For the third row we have the 2 at age 1 and the 1's at age 4. Thus Rule 1 applies, so the 2 divides into two copies 2,2 and the list becomes

1 1 (both 1's at age 2)

1 2 1 (2 at age 0, 1's at age 3)

1 2 2 1 (2's at age 1, 1's at age 4)

For the 4th row the 2's have age 2 with 2<>1, so Rule 2 applies. Thus the sums 1+2 and 2+1 are inserted between 1,2 and 2,1, giving

1 1 (both 1's at age 2)

1 2 1 (2 at age 0, 1's at age 3)

1 2 2 1 (2's at age 1, 1's at age 4)

1 3 2 2 3 1 (2's age 2, 3 age 0)

In the 5th row the 3's are at age 1 so Rule 1 applies. Also, the 2's are at age 3 so Rule 3 applies as well. Thus each 3 divides into 3,3 and 2*2=4 is inserted betwee the two 2's, giving

1 1 (both 1's at age 2)

1 2 1 (2 at age 0, 1's at age 3)

1 2 2 1 (2's at age 1, 1's at age 4)

1 3 2 2 3 1 (2's age 2, 3 age 0)

1 3 3 2 4 2 3 3 1

Continuing this process gives:

1 1

1 2 1

1 2 2 1

1 3 2 2 3 1

1 3 3 2 4 2 3 3 1

1 4 3 3 5 2 4 4 2 5 3 3 4 1

1 4 4 3 6 3 5 5 2 6 4 4 6 2 5 5 3 6 3 4 4 1

...

...

Again we omit the 1 at the right end of each row and concatenate rows to get the sequence:

1,1,2,1,2,2,1,3,2,2,3,1,3,3,2,4,2,3,3,1,4,3,3,5,2,4,4,2,5,3,3,4,1,4,4,3,6,3,5,5,2,6,4,4,6,2,5,5,3,6,3,4,4,...
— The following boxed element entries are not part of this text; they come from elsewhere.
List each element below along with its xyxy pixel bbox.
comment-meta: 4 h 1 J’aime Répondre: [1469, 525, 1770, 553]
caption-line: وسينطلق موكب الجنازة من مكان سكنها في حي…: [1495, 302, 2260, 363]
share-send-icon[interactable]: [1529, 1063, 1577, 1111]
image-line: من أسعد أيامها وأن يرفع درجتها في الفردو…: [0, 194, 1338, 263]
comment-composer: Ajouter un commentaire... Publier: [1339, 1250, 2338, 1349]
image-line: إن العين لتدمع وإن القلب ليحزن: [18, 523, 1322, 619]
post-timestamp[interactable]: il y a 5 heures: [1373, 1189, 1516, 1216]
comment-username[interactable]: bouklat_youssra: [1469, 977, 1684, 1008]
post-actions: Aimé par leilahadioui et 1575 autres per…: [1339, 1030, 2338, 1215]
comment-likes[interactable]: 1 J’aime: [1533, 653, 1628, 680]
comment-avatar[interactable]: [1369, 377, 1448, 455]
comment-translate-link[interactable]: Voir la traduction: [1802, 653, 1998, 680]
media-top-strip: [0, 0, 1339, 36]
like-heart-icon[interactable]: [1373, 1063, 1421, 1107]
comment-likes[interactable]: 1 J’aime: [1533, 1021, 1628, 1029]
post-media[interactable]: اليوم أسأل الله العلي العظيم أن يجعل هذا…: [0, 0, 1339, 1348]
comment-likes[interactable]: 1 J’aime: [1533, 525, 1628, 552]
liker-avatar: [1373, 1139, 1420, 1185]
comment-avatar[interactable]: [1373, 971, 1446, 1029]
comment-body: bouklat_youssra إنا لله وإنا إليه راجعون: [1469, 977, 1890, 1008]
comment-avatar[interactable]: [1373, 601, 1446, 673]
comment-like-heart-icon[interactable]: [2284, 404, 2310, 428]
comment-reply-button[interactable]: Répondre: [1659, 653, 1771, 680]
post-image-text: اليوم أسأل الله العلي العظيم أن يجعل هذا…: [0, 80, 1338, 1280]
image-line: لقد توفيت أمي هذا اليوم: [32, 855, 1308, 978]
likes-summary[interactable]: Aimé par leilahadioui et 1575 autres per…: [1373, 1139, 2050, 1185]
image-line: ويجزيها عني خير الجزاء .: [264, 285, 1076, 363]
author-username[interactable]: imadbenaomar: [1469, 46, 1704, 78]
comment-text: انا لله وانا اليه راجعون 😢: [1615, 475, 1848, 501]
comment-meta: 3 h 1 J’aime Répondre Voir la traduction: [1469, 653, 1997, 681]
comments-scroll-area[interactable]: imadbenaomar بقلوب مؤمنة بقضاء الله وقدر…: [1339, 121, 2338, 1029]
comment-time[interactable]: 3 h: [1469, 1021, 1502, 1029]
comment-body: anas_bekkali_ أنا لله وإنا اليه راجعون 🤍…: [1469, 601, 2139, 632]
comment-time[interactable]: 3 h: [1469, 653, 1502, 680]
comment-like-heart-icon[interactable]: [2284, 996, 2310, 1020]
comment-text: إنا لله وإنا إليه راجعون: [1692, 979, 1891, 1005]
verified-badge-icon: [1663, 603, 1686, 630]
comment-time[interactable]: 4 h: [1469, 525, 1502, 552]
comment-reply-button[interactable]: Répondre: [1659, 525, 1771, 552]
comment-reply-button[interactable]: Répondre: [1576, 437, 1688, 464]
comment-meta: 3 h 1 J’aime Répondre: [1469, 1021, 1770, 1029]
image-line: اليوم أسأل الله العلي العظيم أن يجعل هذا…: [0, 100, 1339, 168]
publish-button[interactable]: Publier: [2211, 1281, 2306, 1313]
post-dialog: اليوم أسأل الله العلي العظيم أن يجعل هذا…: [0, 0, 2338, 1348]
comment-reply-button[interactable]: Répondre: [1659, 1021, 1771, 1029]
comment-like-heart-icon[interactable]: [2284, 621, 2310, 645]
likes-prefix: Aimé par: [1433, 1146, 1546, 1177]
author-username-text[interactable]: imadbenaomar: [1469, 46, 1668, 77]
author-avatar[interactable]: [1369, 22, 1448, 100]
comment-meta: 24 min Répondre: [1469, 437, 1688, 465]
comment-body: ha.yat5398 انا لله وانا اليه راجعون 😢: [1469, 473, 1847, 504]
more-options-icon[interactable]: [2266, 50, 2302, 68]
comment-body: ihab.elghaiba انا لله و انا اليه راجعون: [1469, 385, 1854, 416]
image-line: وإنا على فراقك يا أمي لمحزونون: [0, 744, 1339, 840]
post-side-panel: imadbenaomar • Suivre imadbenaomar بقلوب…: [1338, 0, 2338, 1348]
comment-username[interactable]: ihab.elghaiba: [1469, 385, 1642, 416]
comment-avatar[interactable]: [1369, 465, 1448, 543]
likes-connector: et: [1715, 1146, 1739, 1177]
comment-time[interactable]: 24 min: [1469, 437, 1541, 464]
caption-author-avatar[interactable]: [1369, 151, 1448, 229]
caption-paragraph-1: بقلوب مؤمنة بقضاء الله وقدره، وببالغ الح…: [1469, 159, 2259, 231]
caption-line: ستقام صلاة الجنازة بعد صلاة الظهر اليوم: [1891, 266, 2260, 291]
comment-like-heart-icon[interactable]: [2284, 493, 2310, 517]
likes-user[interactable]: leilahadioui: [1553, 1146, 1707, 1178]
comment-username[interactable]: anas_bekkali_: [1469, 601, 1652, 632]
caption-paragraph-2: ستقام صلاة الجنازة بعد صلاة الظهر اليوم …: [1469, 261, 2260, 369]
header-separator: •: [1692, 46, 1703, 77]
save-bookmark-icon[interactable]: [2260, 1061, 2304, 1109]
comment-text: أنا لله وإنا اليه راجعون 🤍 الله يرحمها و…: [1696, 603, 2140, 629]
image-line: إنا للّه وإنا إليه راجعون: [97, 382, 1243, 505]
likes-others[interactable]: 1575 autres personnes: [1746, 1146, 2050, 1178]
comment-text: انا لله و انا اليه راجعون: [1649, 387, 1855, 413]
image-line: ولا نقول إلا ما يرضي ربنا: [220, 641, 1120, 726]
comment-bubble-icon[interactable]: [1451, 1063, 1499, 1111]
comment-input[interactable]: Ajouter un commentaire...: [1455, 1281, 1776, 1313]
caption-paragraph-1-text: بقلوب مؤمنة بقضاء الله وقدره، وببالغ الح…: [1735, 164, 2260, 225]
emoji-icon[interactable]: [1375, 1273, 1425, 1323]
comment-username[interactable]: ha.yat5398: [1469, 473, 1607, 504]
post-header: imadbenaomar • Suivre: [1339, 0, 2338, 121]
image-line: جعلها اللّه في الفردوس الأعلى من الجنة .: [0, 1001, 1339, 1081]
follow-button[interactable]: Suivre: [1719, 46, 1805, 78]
It appears that this sequence gives the count of the number of representations of n as a sum of distinct Fibonacci numbers for n=1,2,3,... (OEIS A000119). This has been verified for values of n up to 1500. We therefor conjecture that this particular age-determined insertion tree in fact determines A000119 for all n.